なぜ"働けない人"を農業で戦力化できたか

プレジデントオンライン / 2019年5月31日 11時15分

農業が大好きな小島さんは、早朝から夕方まで、日に何度も畑に足を運ぶ。

■ホームレスや引きこもりに、自信を与えた農業

えと菜園社長 小島希世子(おじま・きよこ)さん

小島希世子さんは熊本県の農村地帯に生まれた。周囲は農家が多かったので毎日新鮮な野菜が食卓に並んでいた。しかし小学2年生の頃、アフリカの子どもたちが食べ物がなく餓死していく様子をテレビで見て衝撃を受ける。一緒に見ていた母に「食べ物を送ったらいいんじゃないの?」と聞くと、こんな答えが。

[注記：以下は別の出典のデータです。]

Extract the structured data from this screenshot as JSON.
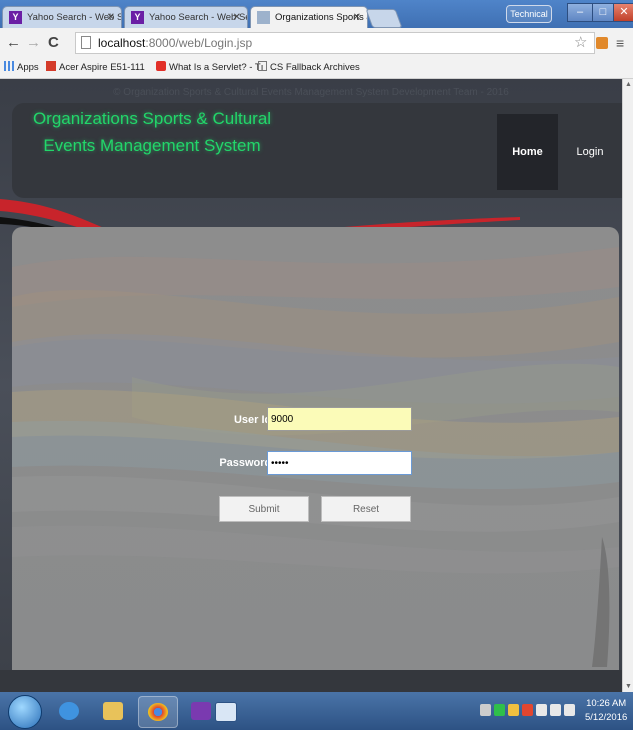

「アフリカは地球の裏側にあるから、船で送る間に食べ物が腐っちゃうの。それより、現地で食べ物のつくり方を教えるほうが役に立つのよ」

それ以来「世界から飢餓をなくしたい」と大志を抱いて小島さんは勉学に励んだ。慶應義塾大学在学中から農作物の卸売会社でアルバイトをし、そのまま就職して流通や農業のイロハを習得。農ビジネスの世界を知った後、えと菜園(なえん)を設立し、農家のこだわり野菜と消費者を直接つなぐネット通販を始める。野菜がどのようにできるのかを知ってもらいたくて神奈川県藤沢市に畑を借り、体験農園コトモファームも開設。

(写真上)神奈川県藤沢市にあるコトモファームでは自分たちだけの体験区画を持ち、さまざまな野菜作りにトライできる。(同下)ホームレス支援団体と一緒に作った小屋。農園で採れた野菜をその場で食べられるバーベキューエリアでもある。

また、アフリカだけでなく日本にも、食料や住む家がないホームレスがいることにも目を向けた。

「人手不足の農業界と、働きたいけれど仕事がない人たちを結び付ければ、彼らの行き倒れを防ぐことができるかもしれないと思ったのです」

周りから「無謀だ」と反対されながらも、強い信念のもと、ホームレスや引きこもりの人々が野菜を作る環境を整えた。それから10年。この間、自立の第一歩となる農業のノウハウを学べるNPO法人農スクールも設立。今、就業率は約40%。

基本的に自己資金・無借金で、数々の立ち上げに大きな壁はなかった。それは、“助けてあげたい”と人に思わせる小島さんのキャラクターによるところが大きい。友人や仕事で知り合った人が彼女の不得意分野をどんどんサポート。プライベートでは夫が“主夫”として、家事、育児、ママ友対応までこなす。

一方、農園で働く人を育てる“ソフト面”は一筋縄ではいかなかった。働く意欲が持てない生活保護受給者や、「自分は生きている価値がない」と思い込んでいるホームレスとどう向き合ったらよいか。なかでも悩んだのは、彼らが直面している社会の不条理さ。その壁に対して、自分はあまりにも力不足だった。

「結局私ができるのは、自分に自信を持ってもらい、彼らと就業先の農家をつなぐこと。ホームレスや引きこもりの人の多くは自分に自信が持てず、それゆえ決断できないことも。だから私は彼らのやり方には口出しせずに見守り続けるようにしています。少しくらいプロセスが間違っていても、結果的に野菜が育てば、それが彼らの自信になるんです」

■“水やり無し”の農法を、海外に広めたい

小島さんが今注目しているのは「雑草農法」。簡単にいえば、雑草を肥料に活用して、水やりをしない農法だ。また、互いに栄養を与え合う“根粒菌”を土壌中に増やすと肥料が不要に。海外の飢餓に苦しむ地域にもこうした技術を提供し、自給農的なシステムをつくりたいと、目を輝かせる。コトモファームは、現在、約140家族が利用。雑草農法を学ぶために年間のべ500人以上が訪れている。

一方、2018年は台風の被害が大きく、自然の脅威を知った。

「これからはもっと気候変動に向けて対策を練らないといけませんね」

畑を見つめながらそう語る小島さんのまなざしは、とても温かい。

【座右の銘】
「『できるかできないか』ではなく、『やるかやらないか』」
【好きな本】
『モモ』ミヒャエル・エンデ著/岩波書店
【好きな映画】
『レインマン』/ダスティン・ホフマン、トム・クルーズ主演
【趣味】
野菜づくり。趣味を仕事にしてしまったので。